Is it possible to build a city where previously there was only uninhabited land? It’s one thing to watch an existing town or city turn into a substantial urban center — the history of Las Vegas comes to mind in that respect. But for every case like Brasilia, there are other urban spaces that never got off the ground, such as a city once slated to be built in New Jersey’s Pine Barrens.

Don’t tell that to Marc Lore, the founder of Jet.com and the co-founder of Quidsi. His new project involves the creation of a sustainable city somewhere in the United States — and he’s brought an impressive architecture firm on board for the planning stages. At Robb Report, Bryan Hood has more details on the planned city, to be called Telosa.

Architect Bjarke Ingels and his firm, Bjarke Ingels Group, are working on designs for Telosa. Ingels has worked on a host of interesting projects over the years, including a development in New York City to mitigate flood development, Google’s headquarters and the Danish National Maritime Museum.

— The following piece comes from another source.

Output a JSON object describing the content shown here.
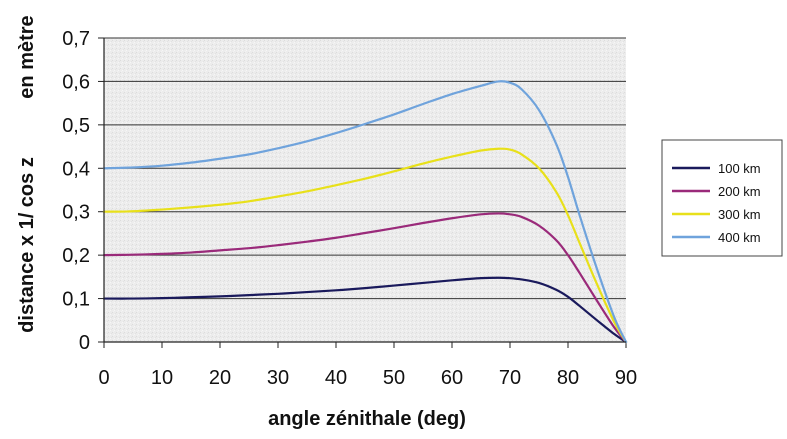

The City of Telosa’s website lists some of the goals for the project — including a population of between one and five million people and a level of density comparable to San Francisco. As for the specific location, the website mentions that they are currently looking into spaces in Nevada, Utah, Idaho, Arizona, Texas and the Appalachian Region. If all goes according to plan, the city’s first 50,000 residents could be living there in 2030.

The economics of how this all works is a system called Equitism, which the city’s website describes as “inclusive growth.” More specifically, this involves having the city’s land owned by a community trust, which could then be reinvested in comprehensive social services. Or, as Telosa’s website puts it, “since the community is the primary growth driver of land values, it seems fair that the community should benefit from the increase in land prices.”

It’s a fascinating model, and one which could change a lot of aspects of modern urban living for the better. And with 2030 not that far off, we’ll have a sense of how well this plan might work before long.